Link Zach // Feb 14, 2007 at 2:56 pm
I've read your blog for a few months now, and I really like it. But if you're going to insult those of us from Kansas City, at least do it on something provable, like the Kansas side habitually reelecting Sam Brownback, or passing a bigot amendment with a 70% majority, or the Missouri side pouring $10k/pupil into the Kansas City, Missouri school district and still having it produce some of the lowest test scores in the nation.
I've spent 90% of my life in KC. The only farm animal I've ever been close enough to touch is a horse, and that was during a family vacation in Hawaii. The only cornfields I've ever seen have been from inside a car driving on a highway (outside of the city, I might add).
We're certainly not the culture center that New York is, but we're hardly the toothless, tobacco spittin', redneck corn farmers you make us out to be.
Link KipEsquire // Feb 14, 2007 at 3:05 pm
My penchant for using Kansas City (Kansas, not Missouri) and Salt Lake City as hypotheticals is an inside joke and is not intended to raise hackles.
P.S. You left out the Matthew Limon travesty.
Link Jason Briggeman // Feb 14, 2007 at 6:57 pm
Isn't it obvious that if you bring suit for $1 million or even $30,000 per day in damages and you win, that you do quite a bit better than if you get a few extra clicks on some articles?

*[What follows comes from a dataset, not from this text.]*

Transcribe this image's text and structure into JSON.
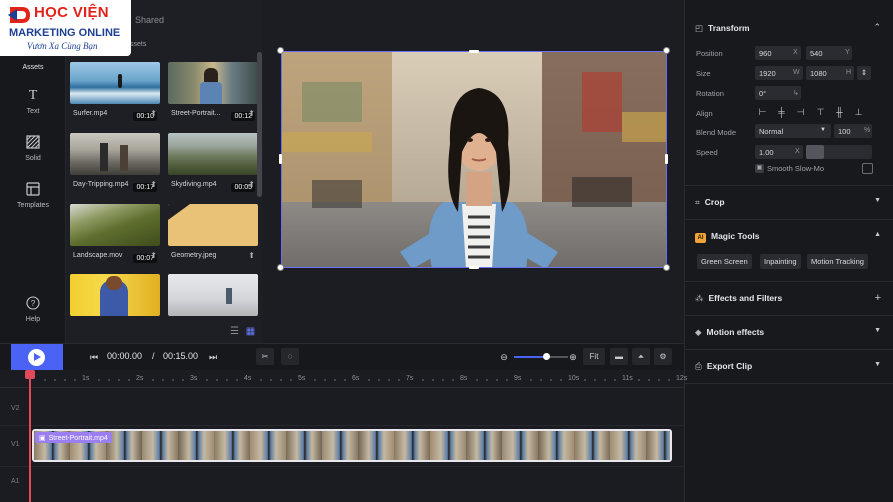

Link Allan Beatty // Feb 17, 2007 at 10:56 am
It's the same old lazy entitlement "do it for me" mentality we see all over the place these days. Another internet-related example was the deep-linking case. In both cases, a publisher wanted their web site to work differently than web sites normally do, but were too ignorant or lazy to work out how to make it happen themselves, so they turned to the courts to make it everyone else's problem.